Global Positioning System (GPS) receivers are finding their way into many new mobile communications devices and in virtually every new automobile, thus heightening the need for smaller and more flexible antennas. To satisfy growing demands for GPS receivers, researchers from various Taiwanese institutions developed a miniature, low-cost, folded-patch GPS antenna for vehicular applications. It operates at the GPS center frequency of 1575 MHz with right-hand circular polarization (RHCP) in two orthogonal linear resonant modes.
RHCP enables a flexible orientation angle between the GPS receiver on the car and the satellite-based transmitter, reducing multipath reflections. The antenna, designed to be simple and inexpensive, was printed on two layers of economical FR-4 printed-circuit-board (PCB) material to lower cost. To obtain RHCP, the antenna is fabricated with four different lengths of meander strips connected to the four edges of a square circuit patch. The four meander lines are folded and the patch is excited by a single coaxial probe.

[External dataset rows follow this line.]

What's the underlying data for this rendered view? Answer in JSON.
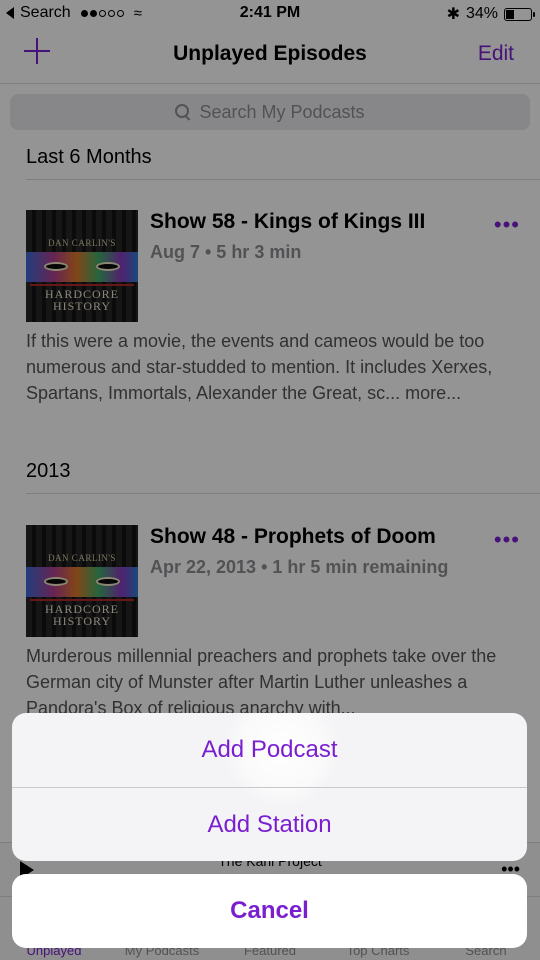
{
  "status_bar": {
    "back_label": "Search",
    "signal": [
      true,
      true,
      false,
      false,
      false
    ],
    "time": "2:41 PM",
    "battery_text": "34%",
    "battery_level": 0.34
  },
  "nav": {
    "add_icon": "plus-icon",
    "title": "Unplayed Episodes",
    "edit_label": "Edit"
  },
  "search": {
    "placeholder": "Search My Podcasts",
    "icon": "search-icon"
  },
  "sections": [
    {
      "header": "Last 6 Months",
      "episode": {
        "artwork_top": "DAN CARLIN'S",
        "artwork_line1": "HARDCORE",
        "artwork_line2": "HISTORY",
        "title": "Show 58 - Kings of Kings III",
        "meta": "Aug 7 • 5 hr 3 min",
        "more_icon": "ellipsis-icon",
        "description": "If this were a movie, the events and cameos would be too numerous and star-studded to mention. It includes Xerxes, Spartans, Immortals, Alexander the Great, sc... more..."
      }
    },
    {
      "header": "2013",
      "episode": {
        "artwork_top": "DAN CARLIN'S",
        "artwork_line1": "HARDCORE",
        "artwork_line2": "HISTORY",
        "title": "Show 48 - Prophets of Doom",
        "meta": "Apr 22, 2013 • 1 hr 5 min remaining",
        "more_icon": "ellipsis-icon",
        "description": "Murderous millennial preachers and prophets take over the German city of Munster after Martin Luther unleashes a Pandora's Box of religious anarchy with..."
      }
    }
  ],
  "now_playing": {
    "title": "The Kahl Project"
  },
  "tabs": [
    {
      "label": "Unplayed"
    },
    {
      "label": "My Podcasts"
    },
    {
      "label": "Featured"
    },
    {
      "label": "Top Charts"
    },
    {
      "label": "Search"
    }
  ],
  "action_sheet": {
    "add_podcast": "Add Podcast",
    "add_station": "Add Station",
    "cancel": "Cancel"
  },
  "colors": {
    "accent": "#7a1fd0",
    "secondary_text": "#8e8e93"
  }
}
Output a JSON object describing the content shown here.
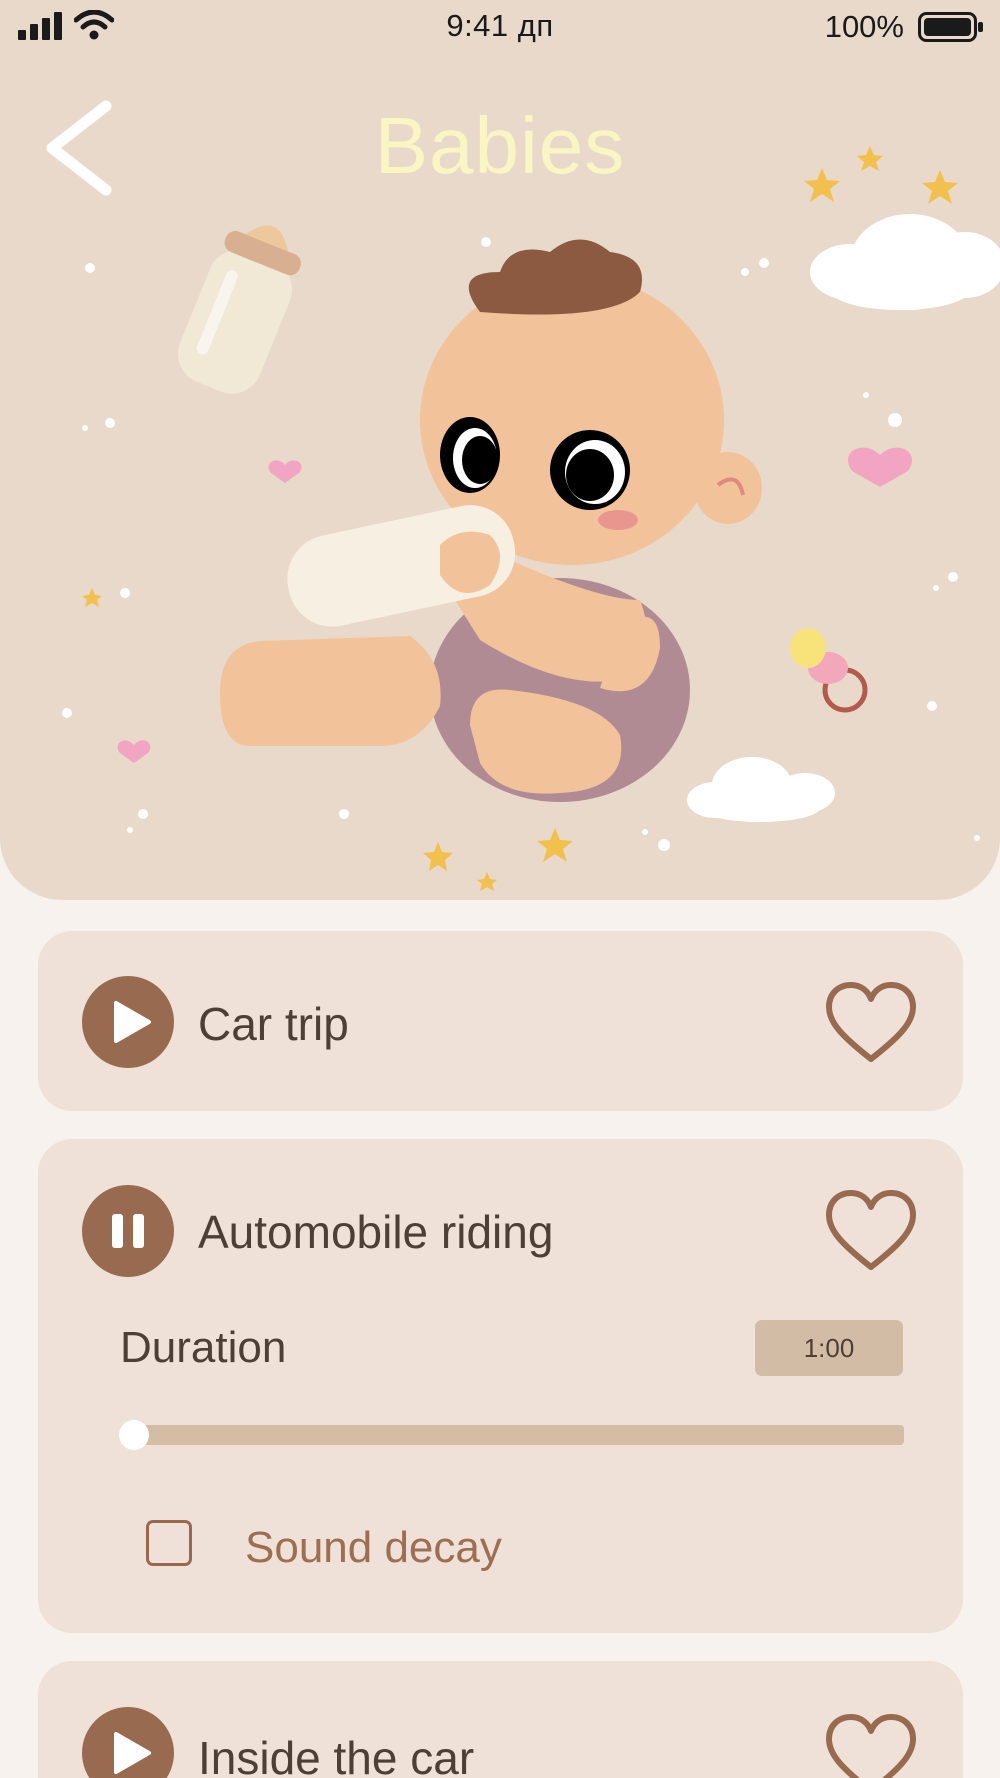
{
  "status_bar": {
    "time": "9:41 дп",
    "battery_percent": "100%"
  },
  "header": {
    "title": "Babies",
    "back_icon": "chevron-left-icon"
  },
  "colors": {
    "hero_background": "#e9d9ca",
    "title": "#fbf5c4",
    "card_background": "#efe1d8",
    "accent_brown": "#986b50",
    "text_dark": "#4d3f35",
    "slider_track": "#d4bca5",
    "duration_badge": "#d3bca6"
  },
  "tracks": [
    {
      "title": "Car trip",
      "state": "stopped",
      "control_icon": "play-icon",
      "favorite_icon": "heart-outline-icon"
    },
    {
      "title": "Automobile riding",
      "state": "playing",
      "control_icon": "pause-icon",
      "favorite_icon": "heart-outline-icon",
      "duration_label": "Duration",
      "duration_value": "1:00",
      "progress_fraction": 0.0,
      "sound_decay_label": "Sound decay",
      "sound_decay_checked": false
    },
    {
      "title": "Inside the car",
      "state": "stopped",
      "control_icon": "play-icon",
      "favorite_icon": "heart-outline-icon"
    }
  ]
}
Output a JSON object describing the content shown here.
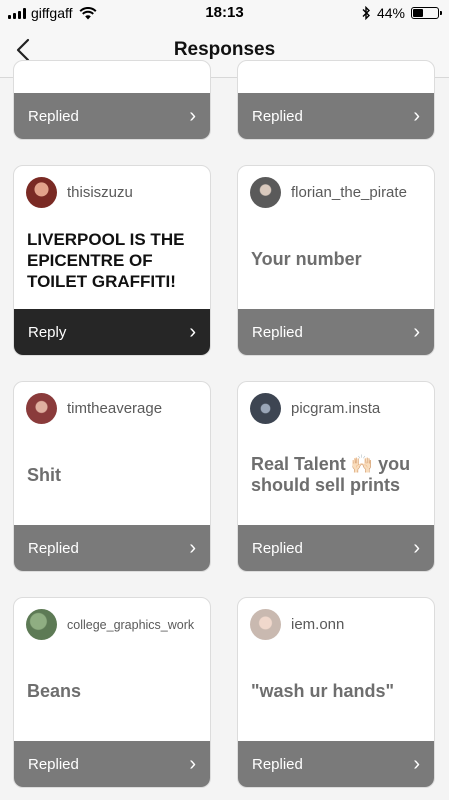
{
  "status_bar": {
    "carrier": "giffgaff",
    "time": "18:13",
    "battery": "44%",
    "battery_level": 0.44
  },
  "nav": {
    "title": "Responses",
    "back_icon": "chevron-left-icon"
  },
  "top_row": [
    {
      "status": "Replied"
    },
    {
      "status": "Replied"
    }
  ],
  "responses": [
    {
      "username": "thisiszuzu",
      "message": "LIVERPOOL IS THE EPICENTRE OF TOILET GRAFFITI!",
      "status": "Reply"
    },
    {
      "username": "florian_the_pirate",
      "message": "Your number",
      "status": "Replied"
    },
    {
      "username": "timtheaverage",
      "message": "Shit",
      "status": "Replied"
    },
    {
      "username": "picgram.insta",
      "message": "Real Talent 🙌🏻 you should sell prints",
      "status": "Replied"
    },
    {
      "username": "college_graphics_work",
      "message": "Beans",
      "status": "Replied"
    },
    {
      "username": "iem.onn",
      "message": "\"wash ur hands\"",
      "status": "Replied"
    }
  ],
  "avatar_colors": [
    "#7a2a24",
    "#5a5a5a",
    "#8a3b3b",
    "#3d4552",
    "#5d7a55",
    "#c9b9b0"
  ],
  "colors": {
    "replied_footer": "#7a7a7a",
    "reply_footer": "#262626"
  }
}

To better understand the folded antenna’s behavior under different conditions, it was designed with different ground planes to ensure effective operation when mounted on the metal roof of an automobile. The antenna was simulated via High Frequency Structure Simulator (HFSS) electromagnetic (EM) simulation software from Ansoft Corp. Return-loss measurements of the fabricated antennas were made on a commercial vector network analyzer from Agilent/Keysight Technologies.
Simulations were performed to analyze the effects of different ground-plane radii. They indicated that the location of the antenna on a vehicle roof has only a slight effect on performance, and does not impact the circular polarization performance. Close agreement was obtained between the simulated and measured results. Measurements revealed an approximate impedance bandwidth of about 2.1% for 10-dB return loss, from 1560 to 1593 MHz.
See: “Miniature Folded Patch GPS Antenna for Vehicle Communication Devices,” IEEE Transactions on Antennas and Propagation, May 2015, p. 1891.